Kestirmeden gideceğim, lafı sağa sola bükmeden direkt söyleyeceğim.
Hani şu meslek odalarında delegelik var ya…
Ondan bahsedeceğim. Yazımı kısa tutacağım.
Bende meslek örgütünde delegelik yaptım. Bende birileri tarafından isteyerek ya da istenmeyerek delege seçildim.
Bu yazımı uzun süredir yazmak istiyordum.
Hatta meslek duayenlerinden bir Üstadıma bu konuda söz verdim.
Şimdi bu yazım bazılarının ilgisini çekmeyebilir. Bazılarını da rahatsız edebilir. Umurumda da değil.
Delege nedir?
Tepede oturanları, yani başımızda yönetici diye seçtiklerimizi o makamdan inmesin diye, tekrar tekrar seçilmelerine ölünceye kadar başımızda kalmalarına hizmet edenlere delege denir..!

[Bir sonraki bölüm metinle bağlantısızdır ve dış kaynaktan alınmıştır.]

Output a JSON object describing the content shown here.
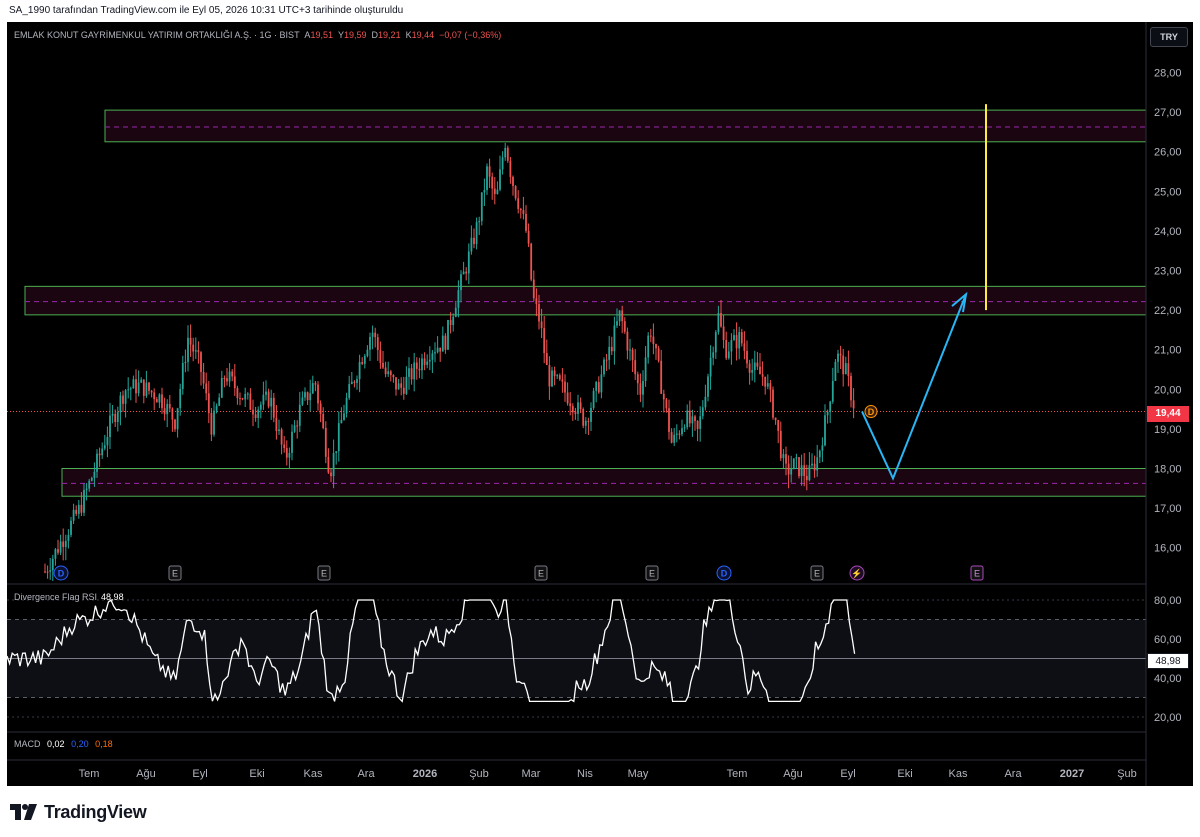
{
  "header": {
    "attribution": "SA_1990 tarafından TradingView.com ile Eyl 05, 2026 10:31 UTC+3 tarihinde oluşturuldu"
  },
  "symbol": {
    "name": "EMLAK KONUT GAYRİMENKUL YATIRIM ORTAKLIĞI A.Ş. · 1G · BIST",
    "o_label": "A",
    "o": "19,51",
    "h_label": "Y",
    "h": "19,59",
    "l_label": "D",
    "l": "19,21",
    "c_label": "K",
    "c": "19,44",
    "change": "−0,07 (−0,36%)"
  },
  "currency": "TRY",
  "price_axis": {
    "labels": [
      "28,00",
      "27,00",
      "26,00",
      "25,00",
      "24,00",
      "23,00",
      "22,00",
      "21,00",
      "20,00",
      "19,00",
      "18,00",
      "17,00",
      "16,00"
    ],
    "current": "19,44"
  },
  "time_axis": {
    "labels": [
      "Tem",
      "Ağu",
      "Eyl",
      "Eki",
      "Kas",
      "Ara",
      "2026",
      "Şub",
      "Mar",
      "Nis",
      "May",
      "Tem",
      "Ağu",
      "Eyl",
      "Eki",
      "Kas",
      "Ara",
      "2027",
      "Şub"
    ]
  },
  "events": [
    {
      "type": "dividend",
      "glyph": "D"
    },
    {
      "type": "earnings",
      "glyph": "E"
    },
    {
      "type": "earnings",
      "glyph": "E"
    },
    {
      "type": "earnings",
      "glyph": "E"
    },
    {
      "type": "earnings",
      "glyph": "E"
    },
    {
      "type": "dividend",
      "glyph": "D"
    },
    {
      "type": "earnings",
      "glyph": "E"
    },
    {
      "type": "split",
      "glyph": "⚡"
    },
    {
      "type": "earnings-upcoming",
      "glyph": "E"
    }
  ],
  "last_marker": "D",
  "rsi": {
    "name": "Divergence Flag RSI",
    "value": "48,98",
    "axis": [
      "80,00",
      "60,00",
      "40,00",
      "20,00"
    ],
    "current": "48,98"
  },
  "macd": {
    "name": "MACD",
    "v1": "0,02",
    "v2": "0,20",
    "v3": "0,18"
  },
  "zones": [
    {
      "name": "resistance-upper",
      "top": 27.05,
      "bottom": 26.25
    },
    {
      "name": "resistance-mid",
      "top": 22.6,
      "bottom": 21.88
    },
    {
      "name": "support",
      "top": 18.0,
      "bottom": 17.3
    }
  ],
  "projection": {
    "points": [
      [
        19.44,
        "Eyl"
      ],
      [
        17.75,
        "Eki"
      ],
      [
        22.4,
        "Kas"
      ]
    ],
    "target_top": 27.2,
    "target_bottom": 22.0
  },
  "colors": {
    "up": "#26a69a",
    "down": "#ef5350",
    "zone_border": "#4caf50",
    "projection": "#29b6f6",
    "target": "#ffeb3b",
    "rsi_line": "#ffffff"
  },
  "brand": "TradingView"
}
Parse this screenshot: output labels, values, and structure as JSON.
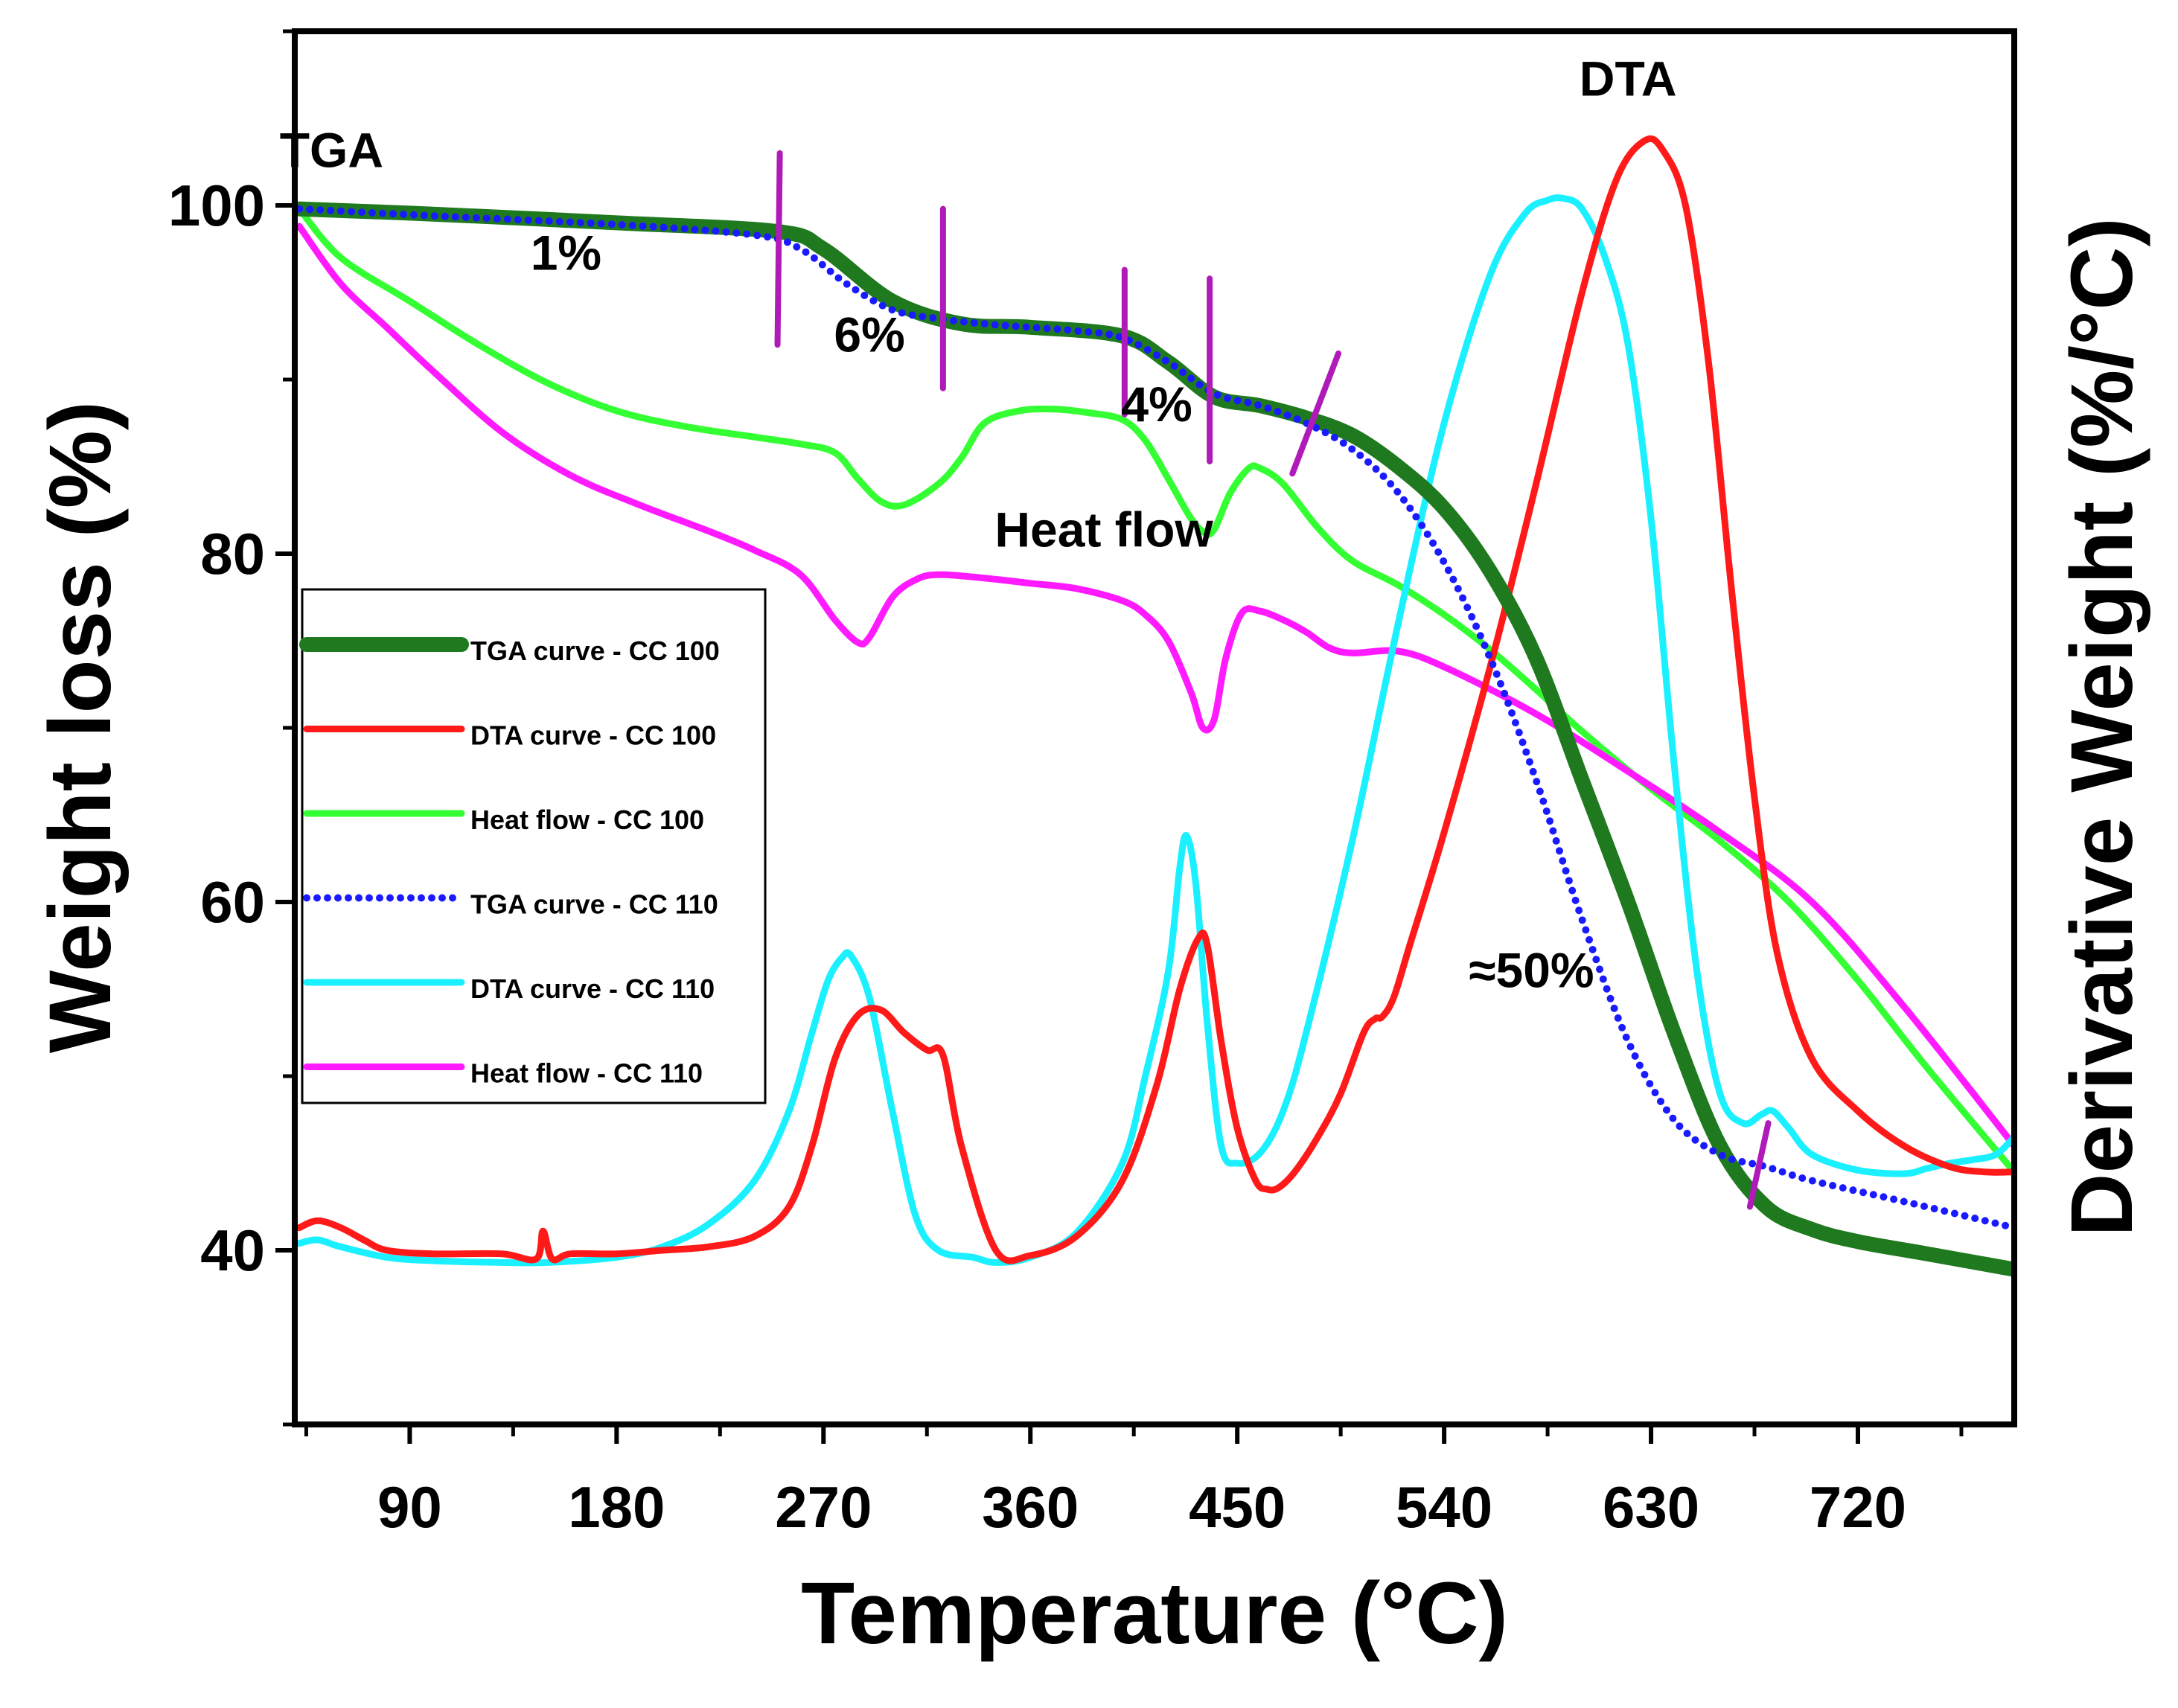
{
  "chart_data": {
    "type": "line",
    "xlabel": "Temperature (°C)",
    "ylabel": "Weight loss (%)",
    "y2label": "Derivative Weight (%/°C)",
    "xlim": [
      40,
      788
    ],
    "ylim": [
      30,
      110
    ],
    "xticks": [
      90,
      180,
      270,
      360,
      450,
      540,
      630,
      720
    ],
    "yticks": [
      40,
      60,
      80,
      100
    ],
    "grid": false,
    "legend_position": "middle-left",
    "series": [
      {
        "name": "TGA curve - CC 100",
        "color": "#1f7a1f",
        "style": "solid-thick",
        "x": [
          42,
          100,
          180,
          250,
          270,
          300,
          330,
          360,
          400,
          420,
          440,
          460,
          480,
          500,
          520,
          540,
          560,
          580,
          600,
          620,
          640,
          660,
          680,
          700,
          720,
          750,
          788
        ],
        "values": [
          99.8,
          99.5,
          99,
          98.5,
          97.5,
          94.5,
          93.2,
          93,
          92.5,
          91,
          89,
          88.5,
          87.8,
          86.8,
          85,
          82.6,
          79,
          74,
          67,
          60,
          52.5,
          46,
          42.5,
          41.2,
          40.5,
          39.8,
          38.9
        ]
      },
      {
        "name": "DTA curve - CC 100",
        "color": "#ff1a1a",
        "style": "solid",
        "x": [
          42,
          50,
          60,
          70,
          80,
          100,
          130,
          145,
          148,
          152,
          160,
          180,
          200,
          220,
          240,
          255,
          265,
          275,
          285,
          295,
          305,
          315,
          322,
          330,
          345,
          360,
          380,
          400,
          415,
          425,
          433,
          437,
          443,
          450,
          458,
          463,
          468,
          475,
          485,
          495,
          505,
          510,
          513,
          518,
          525,
          540,
          560,
          580,
          600,
          615,
          627,
          635,
          645,
          655,
          665,
          675,
          685,
          700,
          720,
          740,
          760,
          775,
          788
        ],
        "values": [
          41.3,
          41.7,
          41.3,
          40.6,
          40,
          39.8,
          39.8,
          39.5,
          41.1,
          39.5,
          39.8,
          39.8,
          40,
          40.2,
          40.8,
          42.5,
          46,
          51,
          53.5,
          53.8,
          52.5,
          51.5,
          51.2,
          46,
          40,
          39.7,
          40.8,
          44,
          49.5,
          55,
          57.9,
          57.5,
          52,
          47,
          44,
          43.5,
          43.6,
          44.5,
          46.5,
          49,
          52.5,
          53.3,
          53.4,
          54.5,
          57.5,
          64,
          73.5,
          84,
          95,
          101.5,
          103.7,
          103.2,
          100,
          91,
          78,
          66,
          57,
          51,
          48,
          46,
          44.8,
          44.5,
          44.5
        ]
      },
      {
        "name": "Heat flow - CC 100",
        "color": "#33ff33",
        "style": "solid",
        "x": [
          42,
          60,
          90,
          120,
          150,
          180,
          210,
          240,
          260,
          275,
          285,
          295,
          305,
          320,
          330,
          340,
          355,
          370,
          385,
          400,
          410,
          420,
          430,
          436,
          440,
          447,
          455,
          460,
          470,
          485,
          500,
          520,
          540,
          560,
          580,
          600,
          630,
          660,
          690,
          720,
          750,
          788
        ],
        "values": [
          99.8,
          97,
          94.5,
          92,
          89.8,
          88.2,
          87.3,
          86.7,
          86.3,
          85.8,
          84.3,
          83,
          82.8,
          84,
          85.5,
          87.5,
          88.2,
          88.3,
          88.1,
          87.7,
          86.5,
          84.3,
          82,
          81.2,
          81.4,
          83.5,
          84.9,
          84.9,
          84,
          81.5,
          79.6,
          78.2,
          76.5,
          74.5,
          72.2,
          69.8,
          66.5,
          63.5,
          60,
          55.5,
          50.5,
          44.5
        ]
      },
      {
        "name": "TGA curve - CC 110",
        "color": "#1a1aff",
        "style": "dotted",
        "x": [
          42,
          100,
          180,
          240,
          260,
          280,
          300,
          320,
          340,
          360,
          380,
          400,
          420,
          440,
          460,
          480,
          500,
          520,
          540,
          560,
          580,
          600,
          620,
          640,
          660,
          680,
          700,
          740,
          788
        ],
        "values": [
          99.8,
          99.4,
          98.9,
          98.3,
          97.5,
          95.5,
          94,
          93.5,
          93.2,
          93,
          92.8,
          92.4,
          91,
          89.2,
          88.5,
          87.5,
          86,
          83.5,
          79.5,
          74,
          67,
          59,
          52,
          47.5,
          45.5,
          44.8,
          44,
          42.8,
          41.3
        ]
      },
      {
        "name": "DTA curve - CC 110",
        "color": "#1af0ff",
        "style": "solid",
        "x": [
          42,
          50,
          60,
          80,
          100,
          130,
          150,
          180,
          200,
          220,
          240,
          255,
          265,
          272,
          278,
          282,
          290,
          300,
          310,
          320,
          335,
          345,
          360,
          380,
          400,
          410,
          420,
          425,
          428,
          432,
          437,
          443,
          450,
          460,
          470,
          480,
          500,
          520,
          540,
          560,
          575,
          585,
          592,
          600,
          610,
          620,
          630,
          640,
          650,
          660,
          670,
          678,
          683,
          690,
          700,
          720,
          740,
          750,
          760,
          770,
          780,
          788
        ],
        "values": [
          40.4,
          40.6,
          40.2,
          39.6,
          39.4,
          39.3,
          39.3,
          39.6,
          40.2,
          41.5,
          44,
          48,
          52.5,
          55.5,
          56.8,
          56.9,
          54.5,
          48,
          42,
          40,
          39.6,
          39.3,
          39.6,
          41,
          45,
          50,
          56,
          62,
          63.8,
          61,
          53,
          46,
          45,
          45.6,
          48,
          52.5,
          63.5,
          76,
          87.5,
          96,
          99.5,
          100.3,
          100.4,
          99.8,
          97,
          92,
          82,
          68,
          56,
          49,
          47.3,
          47.8,
          48,
          47,
          45.5,
          44.6,
          44.4,
          44.7,
          45,
          45.2,
          45.5,
          46.5
        ]
      },
      {
        "name": "Heat flow - CC 110",
        "color": "#ff1aff",
        "style": "solid",
        "x": [
          42,
          60,
          80,
          100,
          130,
          160,
          190,
          220,
          240,
          260,
          275,
          285,
          290,
          300,
          310,
          320,
          340,
          360,
          380,
          400,
          410,
          420,
          430,
          435,
          440,
          445,
          452,
          460,
          470,
          480,
          490,
          500,
          520,
          540,
          580,
          620,
          660,
          700,
          740,
          788
        ],
        "values": [
          98.8,
          95.5,
          93,
          90.5,
          87,
          84.5,
          82.8,
          81.3,
          80.2,
          78.8,
          76.2,
          74.9,
          75.2,
          77.5,
          78.5,
          78.8,
          78.6,
          78.3,
          78,
          77.3,
          76.5,
          75,
          72,
          70,
          70.5,
          74,
          76.6,
          76.7,
          76.2,
          75.5,
          74.6,
          74.3,
          74.4,
          73.5,
          70.8,
          67.5,
          64,
          60,
          54,
          46
        ]
      }
    ],
    "annotations": [
      {
        "text": "TGA",
        "x": 56,
        "y": 102.2
      },
      {
        "text": "1%",
        "x": 158,
        "y": 96.3
      },
      {
        "text": "6%",
        "x": 290,
        "y": 91.6
      },
      {
        "text": "4%",
        "x": 415,
        "y": 87.6
      },
      {
        "text": "Heat flow",
        "x": 392,
        "y": 80.4
      },
      {
        "text": "DTA",
        "x": 620,
        "y": 106.3
      },
      {
        "text": "≈50%",
        "x": 578,
        "y": 55.1
      }
    ],
    "markers": [
      {
        "x1": 250,
        "y1": 92,
        "x2": 251,
        "y2": 103
      },
      {
        "x1": 322,
        "y1": 89.5,
        "x2": 322,
        "y2": 99.8
      },
      {
        "x1": 401,
        "y1": 88,
        "x2": 401,
        "y2": 96.3
      },
      {
        "x1": 438,
        "y1": 85.3,
        "x2": 438,
        "y2": 95.8
      },
      {
        "x1": 474,
        "y1": 84.6,
        "x2": 494,
        "y2": 91.5
      },
      {
        "x1": 673,
        "y1": 42.5,
        "x2": 681,
        "y2": 47.3
      }
    ],
    "marker_color": "#b01ab8"
  }
}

Al gülüm ver gülüm durumudur.
Bazı delegeler daha önemlidir. Onları güvence altına almak gerekir. Bunun para ile olması gerekmez. Çok cazip ve umut beklenti de olabilir.
Daha kötüsü, delege herkese açık olmasına karşın kapalı bir yapının teslimiyetine bırakılmıştır. Delegenin görevi, onu oraya getirenin verdiği ödevleri yerine getirmektir.
“Ben seni buraya bunun için seçtim. Delege yaptım.” mantığıdır.
Hatta meslek odaları seçim yapılmadan bir önce toplantıya davet edilir. Toplu olarak hangi grubu destekleyeceğine dair bilgilendirme yapılır. Farklı düşünen olursa bir daha ki döneme delege yapılmaz. Delegeliğinin birinin isteğini yerine getirmekse ödevini ve görevini bilmek zorundasın.
Kadrolu delegelerin yanında ilk kez delege seçilenlerde vardır. Hayatında ilk kez delege seçilenler neyin ne olduğunu anlamadan gösterilen ilginin şaşkınlığı ile görevini yerine getirmiş olur.
Peki…
Kazanan kim olur meslek mi? Bana sormayın…
Diğer konulara girmiyorum. Âlemin canı sıkılır.